I pushed past the two of them to get to the bathroom. The white tiles shone brightly in the pink neon light. Across the bath there was a door placed to make a table top; drawn up to it was an old kitchen chair.

‘Naughty,’ said Toecap behind my shoulder, ‘very naughty.’ I looked at the layout; it seemed complete. There was a dark brown US Army surplus telephone handset, a small condenser and a wire leading to a pair of crocodile clips. Two GPO phone wires had been brought in from the back garden and could be attached to the handset or to a small Grundig tape recorder for amplification of the speech or recording the message. Also on the makeshift table there was a small Woolworth’s reading light, a large scribbling-pad and four ballpoint pens stuck in an empty cream bottle. A do-it-yourself telephone-tapping kit.

‘Makes me curious about the locked room,’ said the young SB man. He took off his roll-brim hat and put it on a chair. I said, ‘I’ll want a copy of the phone bill and the phone agreement and anything else you can think of – this flat and number four.’

‘We usually do the whole block in these sort of cases,’ said the cop.

‘Fine,’ I said.

‘We’ve got some Elastoplast in the squad car,’ he said. ‘You’d better get something on that cut.’

‘What, Dave?’ said the young SB man.

‘I said I don’t like the look of his head,’ said Dave.

‘No, nor do I,’ said the young SB man. Then they both looked at me quizzically for a couple of minutes. Finally the young man went and gazed at the steel padlock with the same forensic dispassion. There was a little glass pea set in the fresh black paintwork at eye level. When Dave had decided that he was trying to see through it the wrong way he said, ‘Well this won’t do,’ to the young man, who produced a large screwdriver from his raincoat pocket.

It took him only two minutes to rip the hasp out of the shoddy cardboard panels of the door. ‘Landlords who rent places like this,’ said the young SB man rapping the door, ‘that’s who we should be locking up.’ He raised his foot and gave the door a great superfluous smash of his boot that caved in one panel. The older SB man stepped inside and switched on the lights. He whistled very softly to himself.

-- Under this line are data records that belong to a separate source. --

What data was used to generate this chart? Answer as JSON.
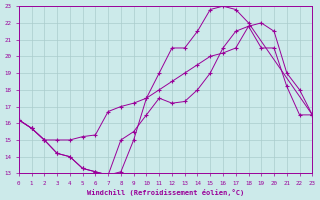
{
  "xlabel": "Windchill (Refroidissement éolien,°C)",
  "bg_color": "#cceaea",
  "grid_color": "#aacccc",
  "line_color": "#990099",
  "xlim": [
    0,
    23
  ],
  "ylim": [
    13,
    23
  ],
  "xticks": [
    0,
    1,
    2,
    3,
    4,
    5,
    6,
    7,
    8,
    9,
    10,
    11,
    12,
    13,
    14,
    15,
    16,
    17,
    18,
    19,
    20,
    21,
    22,
    23
  ],
  "yticks": [
    13,
    14,
    15,
    16,
    17,
    18,
    19,
    20,
    21,
    22,
    23
  ],
  "line1_x": [
    0,
    1,
    2,
    3,
    4,
    5,
    6,
    7,
    8,
    9,
    10,
    11,
    12,
    13,
    14,
    15,
    16,
    17,
    18,
    23
  ],
  "line1_y": [
    16.2,
    15.7,
    15.0,
    14.2,
    14.0,
    13.3,
    13.1,
    12.9,
    13.1,
    15.0,
    17.5,
    19.0,
    20.5,
    20.5,
    21.5,
    22.8,
    23.0,
    22.8,
    22.0,
    16.5
  ],
  "line2_x": [
    0,
    1,
    2,
    3,
    4,
    5,
    6,
    7,
    8,
    9,
    10,
    11,
    12,
    13,
    14,
    15,
    16,
    17,
    18,
    19,
    20,
    21,
    22,
    23
  ],
  "line2_y": [
    16.2,
    15.7,
    15.0,
    15.0,
    15.0,
    15.2,
    15.3,
    16.7,
    17.0,
    17.2,
    17.5,
    18.0,
    18.5,
    19.0,
    19.5,
    20.0,
    20.2,
    20.5,
    21.8,
    22.0,
    21.5,
    19.0,
    18.0,
    16.5
  ],
  "line3_x": [
    0,
    1,
    2,
    3,
    4,
    5,
    6,
    7,
    8,
    9,
    10,
    11,
    12,
    13,
    14,
    15,
    16,
    17,
    18,
    19,
    20,
    21,
    22,
    23
  ],
  "line3_y": [
    16.2,
    15.7,
    15.0,
    14.2,
    14.0,
    13.3,
    13.1,
    12.9,
    15.0,
    15.5,
    16.5,
    17.5,
    17.2,
    17.3,
    18.0,
    19.0,
    20.5,
    21.5,
    21.8,
    20.5,
    20.5,
    18.2,
    16.5,
    16.5
  ]
}
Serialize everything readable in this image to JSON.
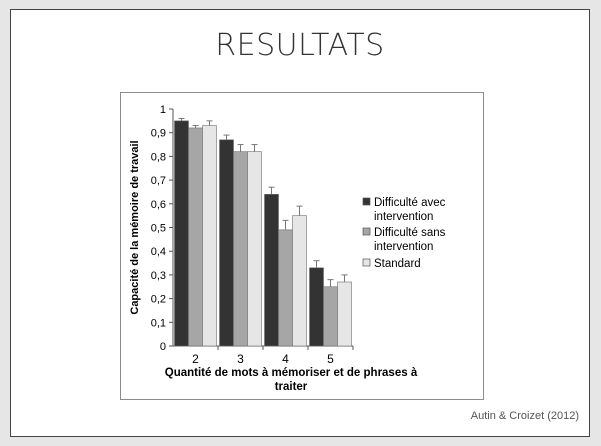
{
  "slide": {
    "title": "RESULTATS",
    "citation": "Autin & Croizet (2012)"
  },
  "chart_data": {
    "type": "bar",
    "categories": [
      "2",
      "3",
      "4",
      "5"
    ],
    "xlabel": "Quantité de mots à mémoriser et de phrases à traiter",
    "xlabel_lines": [
      "Quantité de mots à mémoriser et de phrases à",
      "traiter"
    ],
    "ylabel": "Capacité de la mémoire de travail",
    "ylim": [
      0,
      1
    ],
    "yticks": [
      "0",
      "0,1",
      "0,2",
      "0,3",
      "0,4",
      "0,5",
      "0,6",
      "0,7",
      "0,8",
      "0,9",
      "1"
    ],
    "grid": false,
    "legend_position": "right",
    "series": [
      {
        "name": "Difficulté avec intervention",
        "legend_lines": [
          "Difficulté avec",
          "intervention"
        ],
        "color": "#333333",
        "values": [
          0.95,
          0.87,
          0.64,
          0.33
        ],
        "errors": [
          0.01,
          0.02,
          0.03,
          0.03
        ]
      },
      {
        "name": "Difficulté sans intervention",
        "legend_lines": [
          "Difficulté sans",
          "intervention"
        ],
        "color": "#a6a6a6",
        "values": [
          0.92,
          0.82,
          0.49,
          0.25
        ],
        "errors": [
          0.01,
          0.03,
          0.04,
          0.03
        ]
      },
      {
        "name": "Standard",
        "legend_lines": [
          "Standard"
        ],
        "color": "#e6e6e6",
        "values": [
          0.93,
          0.82,
          0.55,
          0.27
        ],
        "errors": [
          0.02,
          0.03,
          0.04,
          0.03
        ]
      }
    ]
  }
}
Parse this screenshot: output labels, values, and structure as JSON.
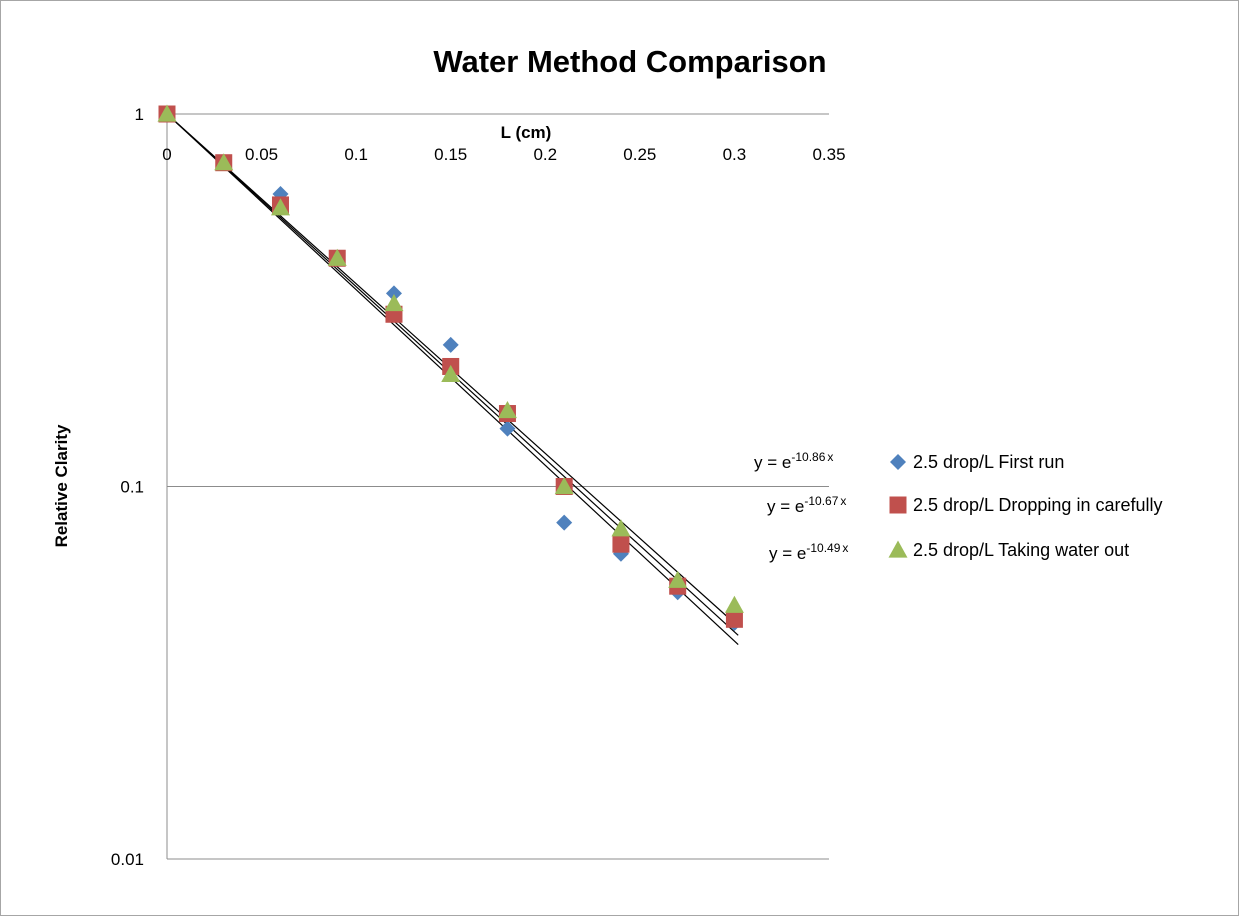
{
  "chart_data": {
    "type": "scatter",
    "title": "Water Method Comparison",
    "xlabel": "L (cm)",
    "ylabel": "Relative Clarity",
    "x_ticks": [
      "0",
      "0.05",
      "0.1",
      "0.15",
      "0.2",
      "0.25",
      "0.3",
      "0.35"
    ],
    "y_ticks": [
      "1",
      "0.1",
      "0.01"
    ],
    "xlim": [
      0,
      0.35
    ],
    "ylim": [
      0.01,
      1
    ],
    "y_scale": "log",
    "grid": "horizontal major gridlines",
    "legend_position": "right",
    "series": [
      {
        "name": "2.5 drop/L First run",
        "marker": "diamond",
        "color": "#4f81bd",
        "x": [
          0,
          0.03,
          0.06,
          0.09,
          0.12,
          0.15,
          0.18,
          0.21,
          0.24,
          0.27,
          0.3
        ],
        "y": [
          1.0,
          0.74,
          0.61,
          0.41,
          0.33,
          0.24,
          0.143,
          0.08,
          0.066,
          0.052,
          0.043
        ],
        "trendline": {
          "base": "e",
          "exponent": "-10.86",
          "variable": "x",
          "k": -10.86
        }
      },
      {
        "name": "2.5 drop/L Dropping in carefully",
        "marker": "square",
        "color": "#c0504d",
        "x": [
          0,
          0.03,
          0.06,
          0.09,
          0.12,
          0.15,
          0.18,
          0.21,
          0.24,
          0.27,
          0.3
        ],
        "y": [
          1.0,
          0.74,
          0.57,
          0.41,
          0.29,
          0.21,
          0.157,
          0.1,
          0.07,
          0.054,
          0.044
        ],
        "trendline": {
          "base": "e",
          "exponent": "-10.67",
          "variable": "x",
          "k": -10.67
        }
      },
      {
        "name": "2.5 drop/L Taking water out",
        "marker": "triangle",
        "color": "#9bbb59",
        "x": [
          0,
          0.03,
          0.06,
          0.09,
          0.12,
          0.15,
          0.18,
          0.21,
          0.24,
          0.27,
          0.3
        ],
        "y": [
          1.0,
          0.74,
          0.56,
          0.41,
          0.31,
          0.2,
          0.16,
          0.1,
          0.077,
          0.056,
          0.048
        ],
        "trendline": {
          "base": "e",
          "exponent": "-10.49",
          "variable": "x",
          "k": -10.49
        }
      }
    ]
  }
}
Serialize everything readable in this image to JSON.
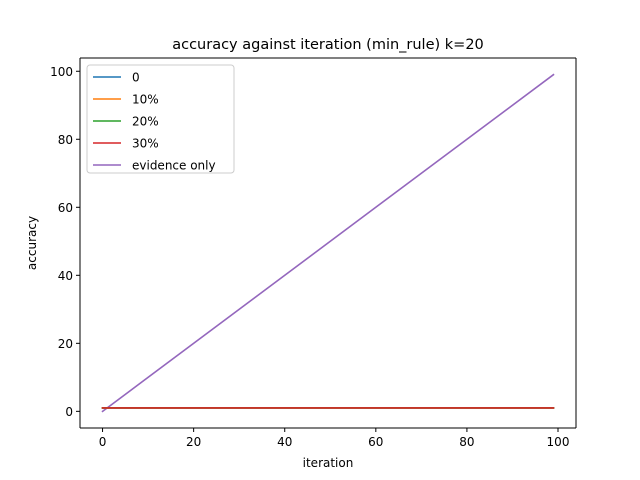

It was a semi-basement room. It got any daylight that could be spared by the architect and God between them through four small slots set high along one wall. There was some cheap lino of large black and white squares carefully cut to shape but not nailed down. Across the long side of the room was a low bench with two Anglepoise lamps and a gramophone. Draped over the bench was a huge red flag with a white circle and a black swastika in it. Upon the very centre of the swastika was a plaster cast of a rather idealized head of Hitler; around it were a few books, including a signed copy of Mein Kampf, some ceremonial daggers and a box of medals and badges. There were a few travel brochures and a notice that said: ‘Hameln in Lower Saxony. Waffen SS Rally. Organized by the Welfare Association of former Waffen SS members. Members wishing to attend give in their names by next week. Friday 6.30 P.M. to 7.30 A.M. Monday. Comfortable hotel, all meals, a visit to a nightclub and attendance at the rally: by air both ways £30 inclusive.’

Behind the gramophone there were some records put out by an American company which gave the connoisseur a chance to hear Hitler speeches and Nazi bands in hi-fi, even if they couldn’t afford the thirty quid for the SS weekend. There were well-framed official portraits of the Nazi leaders on the wall, including one of the American Führer in his home-made uniform. There was army surplus seating stacked around the walls and a large very well-cleaned blackboard on an easel. Propped on the mantelpiece there was a piece of wrapping-paper with a message pencilled on it: ‘Tell Mrs Wilkinson there will be a big turn-out Thursday. Please order extra pint milk.’

‘Very nice,’ said the Special Branch man. ‘Did you expect that something like this was going on?’

From the next room I heard the telly shout gaily, ‘No, I’m afraid that it’s a writing-desk with pigeon-holes for keeping papers, but thank you, Mrs Dugdale of Wolverhampton, for coming along and being such a good sport …’

I said, ‘I heard him say, “Take that, Yid,” when he hit me.’ The Special Branch man nodded. The telly gave a great fanfare of trumpets and a descending series of chords on an electric organ.